Referring now to FIG. 7, therein is depicted an alternate embodiment of a submersible pump assembly 140 of the present invention in a first stage of removing a production inhibiting fluid 142 from a well. As illustrated, submersible pump assembly 140 is positioned in a fluid accumulation zone 144 defined by a casing string 146 cemented by cement 148 to a wellbore 150. A submersible pump 152 includes a pump section 154 driven by a motor 156. An intake port 158 intakes production inhibiting fluid 142 into submersible pump assembly 140 for circulation to the surface via a composite coiled tubing 160. A connector 162 is used to connect submersible pump 152 with composite coiled tubing 160.
Senors 164 integrally positioned on submersible pump 152 and composite coiled tubing 160 detect the presence of production inhibiting fluid 142. It should be apparent to one skilled in the art that the sensors 164 may be positioned in any manner on the submersible pump 152 and composite coiled tubing 160. For example, in addition to the embodiments previously described and illustrated, sensors 164 may entirely be positioned on the composite coiled tubing 160.
It should be apparent to one skilled in the art that the present invention provides a system and method for overcoming the fluid accumulation associated with fracture treatments and age in gas wells.
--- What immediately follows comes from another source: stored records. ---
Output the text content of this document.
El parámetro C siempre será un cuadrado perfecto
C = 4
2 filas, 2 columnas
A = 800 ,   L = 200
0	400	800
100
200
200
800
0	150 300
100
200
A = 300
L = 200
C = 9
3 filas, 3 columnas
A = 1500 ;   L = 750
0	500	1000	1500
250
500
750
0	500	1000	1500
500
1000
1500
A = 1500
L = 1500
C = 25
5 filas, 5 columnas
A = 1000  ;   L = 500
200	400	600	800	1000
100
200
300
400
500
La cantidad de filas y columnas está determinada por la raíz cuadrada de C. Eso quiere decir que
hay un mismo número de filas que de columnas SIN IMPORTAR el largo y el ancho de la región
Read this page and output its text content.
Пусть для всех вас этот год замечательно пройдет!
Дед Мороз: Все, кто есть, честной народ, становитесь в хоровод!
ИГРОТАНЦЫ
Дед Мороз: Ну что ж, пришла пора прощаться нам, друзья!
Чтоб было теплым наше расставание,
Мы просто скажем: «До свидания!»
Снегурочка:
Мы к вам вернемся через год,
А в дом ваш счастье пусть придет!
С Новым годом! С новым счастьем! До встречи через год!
The present invention restores the gas flow rate by removing a portion of the offending column of production inhibiting fluid. The present invention does not require mobilizing a rig crew each time production inhibiting fluid has accumulated. Instead, the submersible pump assembly of the present invention may be employed by running a composite coiled tubing and submersible pump through the wellhead of a well and lowering the submersible pump to the liquid accumulation zone. The design of the submersible pump assembly and the design of the composite coiled tubing allows production to continue while the submersible pump assembly is in use.
While this invention has been described with reference to illustrative embodiments, this description is not intended to be construed in a limiting sense. Various modifications and combinations of the illustrative embodiments as well as other embodiments of the invention, will be apparent to persons skilled in the art upon reference to the description. It is, therefore, intended that the appended claims encompass any such modifications or embodiments.